= Peter J. Stanlis =

American academic

Peter James Stanlis (August 12, 1919 – July 18, 2011) was an American academic noted for his work on Edmund Burke and Robert Frost.

==Early life and academic career==
Stanlis, the son of Lithuanian immigrants, was raised in Newark, New Jersey. He was awarded his BA degree from Middlebury College and his MA degree from Middlebury's Bread Loaf Graduate School of English. He earned his PhD from Michigan University in 1951, and his doctoral dissertation was an analysis of Edmund Burke. Also in 1951, Stanlis read Russell Kirk's Randolph of Roanoke and found that Kirk, along with Ross J. S. Hoffman, had come to the same conclusions about Burke's politics as himself. They became friends and Kirk wrote the foreword to Stanlis' 1958 work, Edmund Burke and Natural Law. Stanlis dissented from orthodox academic opinion by placing Burke's political thought within the natural law tradition of European thought. He later said that the book contributed to the interpretation of Burke's philosophy as "the basis of modern American political conservatism".

In 1959, he founded the Burke Newsletter (later renamed Studies in Burke and His Time) and in 1963 he published an anthology of Burke's works (Edmund Burke: Selected Writings and Speeches).

Stanlis taught at the University of Detroit from 1953 and was later a member of Rockford College's English faculty for more than 20 years and he was awarded an honorary PhD from the college. He co-founded the American Society for Eighteenth-Century Studies in 1969 and from 1982 until 1988 he served on the National Council for the Humanities, after being appointed by President Reagan.
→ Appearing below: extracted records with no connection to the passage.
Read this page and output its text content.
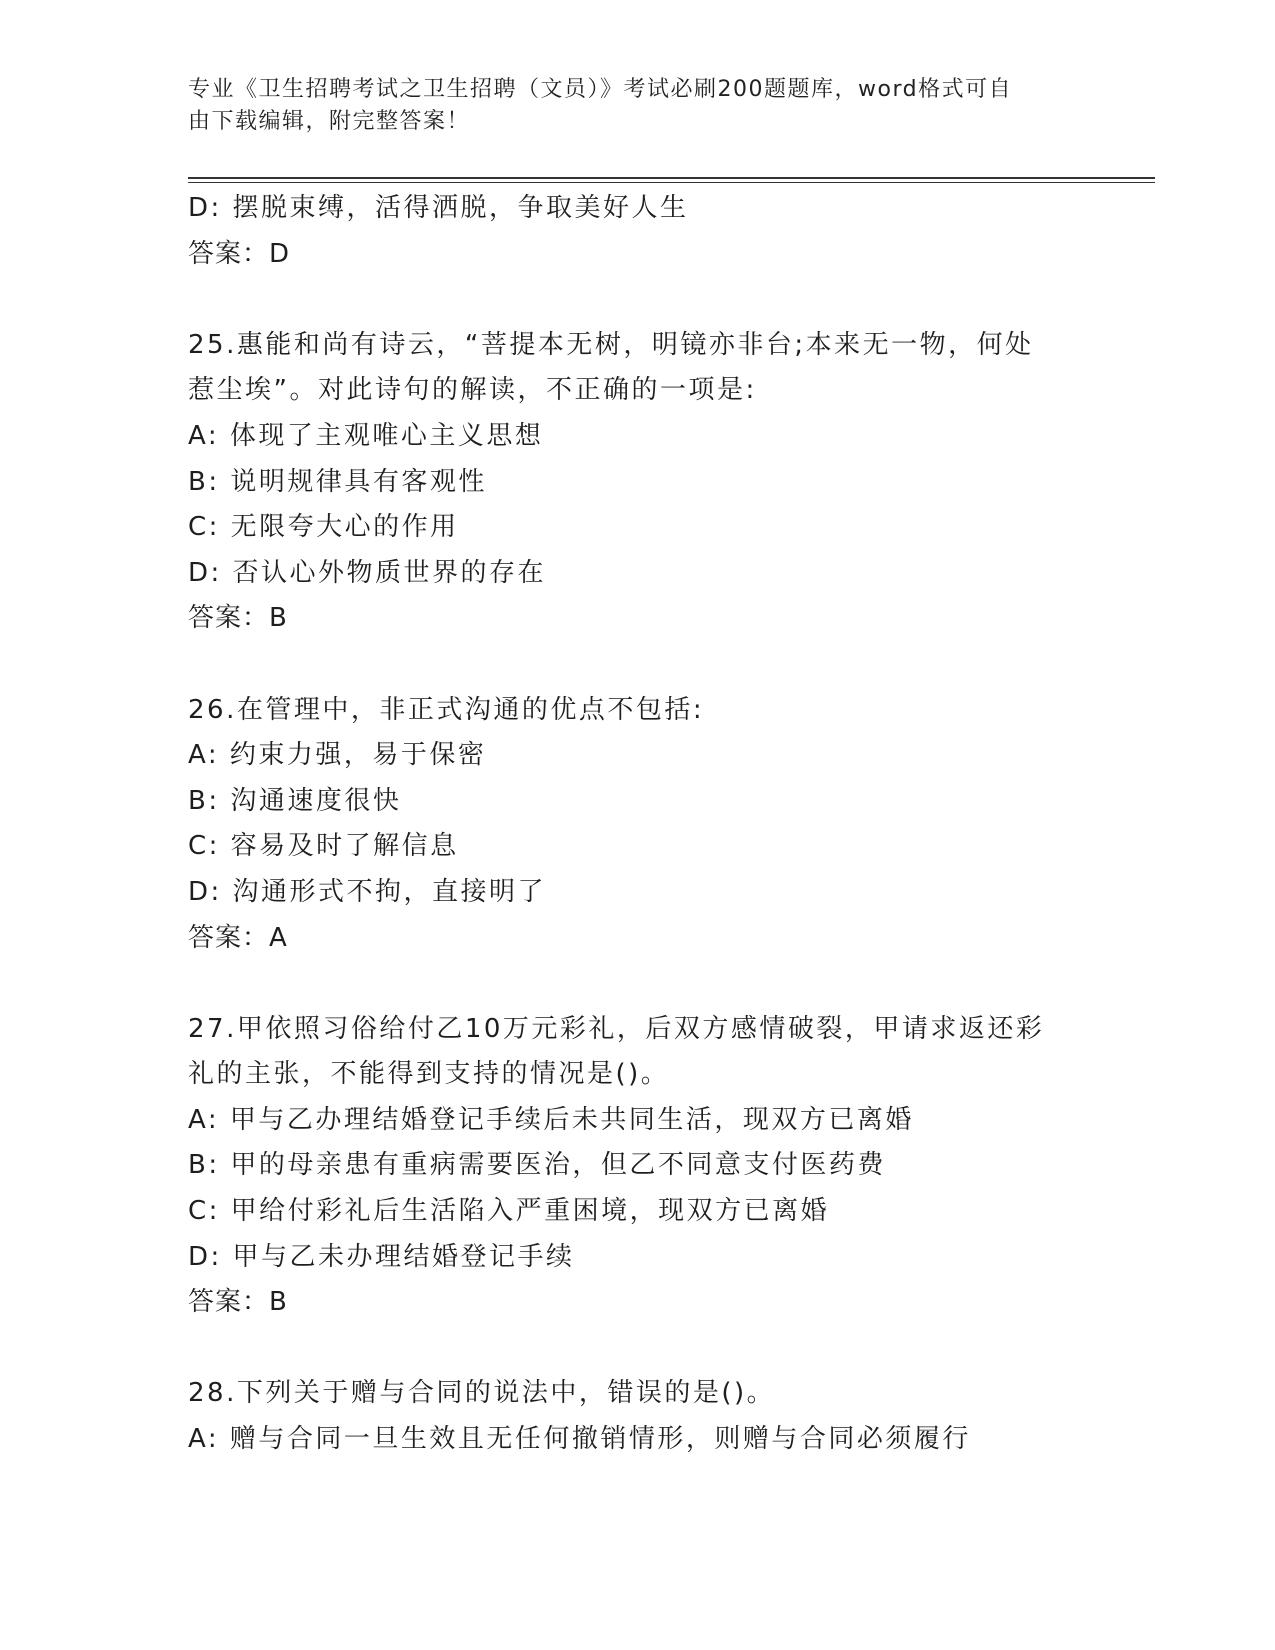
专业《卫生招聘考试之卫生招聘（文员）》考试必刷200题题库，word格式可自
由下载编辑，附完整答案！
D: 摆脱束缚，活得洒脱，争取美好人生
答案：D
25.惠能和尚有诗云，“菩提本无树，明镜亦非台;本来无一物，何处
惹尘埃”。对此诗句的解读，不正确的一项是:
A: 体现了主观唯心主义思想
B: 说明规律具有客观性
C: 无限夸大心的作用
D: 否认心外物质世界的存在
答案：B
26.在管理中，非正式沟通的优点不包括:
A: 约束力强，易于保密
B: 沟通速度很快
C: 容易及时了解信息
D: 沟通形式不拘，直接明了
答案：A
27.甲依照习俗给付乙10万元彩礼，后双方感情破裂，甲请求返还彩
礼的主张，不能得到支持的情况是()。
A: 甲与乙办理结婚登记手续后未共同生活，现双方已离婚
B: 甲的母亲患有重病需要医治，但乙不同意支付医药费
C: 甲给付彩礼后生活陷入严重困境，现双方已离婚
D: 甲与乙未办理结婚登记手续
答案：B
28.下列关于赠与合同的说法中，错误的是()。
A: 赠与合同一旦生效且无任何撤销情形，则赠与合同必须履行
He also served on the Academic Board of the National Humanities Institute and was a research fellow of the British Academy.

From 1939 until his death in 1963, Stanlis was friends with the American poet Robert Frost and he published two works on the poet.

Stanlis served as a councilman in Michigan.

==Works==
===Books===
- Edmund Burke and the Natural Law (Ann Arbor: University of Michigan Press, 1958).
- (editor) Edmund Burke: Selected Writings and Speeches (Garden City, NY: Doubleday and Company, 1963).
- The Relevance of Edmund Burke (New York: P.J. Kenedy, 1964).
- (with Clara I. Gandy) Edmund Burke: A Bibliography of Secondary Studies to 1982 (New York: Garland Publishing, 1983).
- Edmund Burke: The Enlightenment and Revolution (New Brunswick: Transaction Publishers, 1991).
- Robert Frost: The Poet as Philosopher (Wilmington: ISI Books, 2007).
- Conversations with Robert Frost: The Bread Loaf Period (New Brunswick: Transaction Publishers, 2009).

===Articles===
- 'Edmund Burke and the Law of Nations', The American Journal of International Law, Vol. 47, No. 3 (Jul., 1953), pp. 397–413.
- 'Comment on Samuel Johnson and "Natural Law"', Journal of British Studies, Vol. 2, No. 2 (May, 1963), pp. 76–83.
- 'British Views of the American Revolution: A Conflict over Rights of Sovereignty', Early American Literature, Vol. 11, No. 2 (Fall, 1976), pp. 191–201.
- 'Robert Frost: The Conversationalist as Poet', The Robert Frost Review, No. 8 (Fall 1998), pp. 22–38.
- 'The Role of Dualism and Metaphor in Robert Frost's Intellectual Life', The Robert Frost Review, No. 10 (Fall 2000), pp. 172–179.
- 'Prelude and Reflections on Robert Frost's "The Black Cottage"', The Robert Frost Review, No. 12 (Fall 2002), pp. 57–65.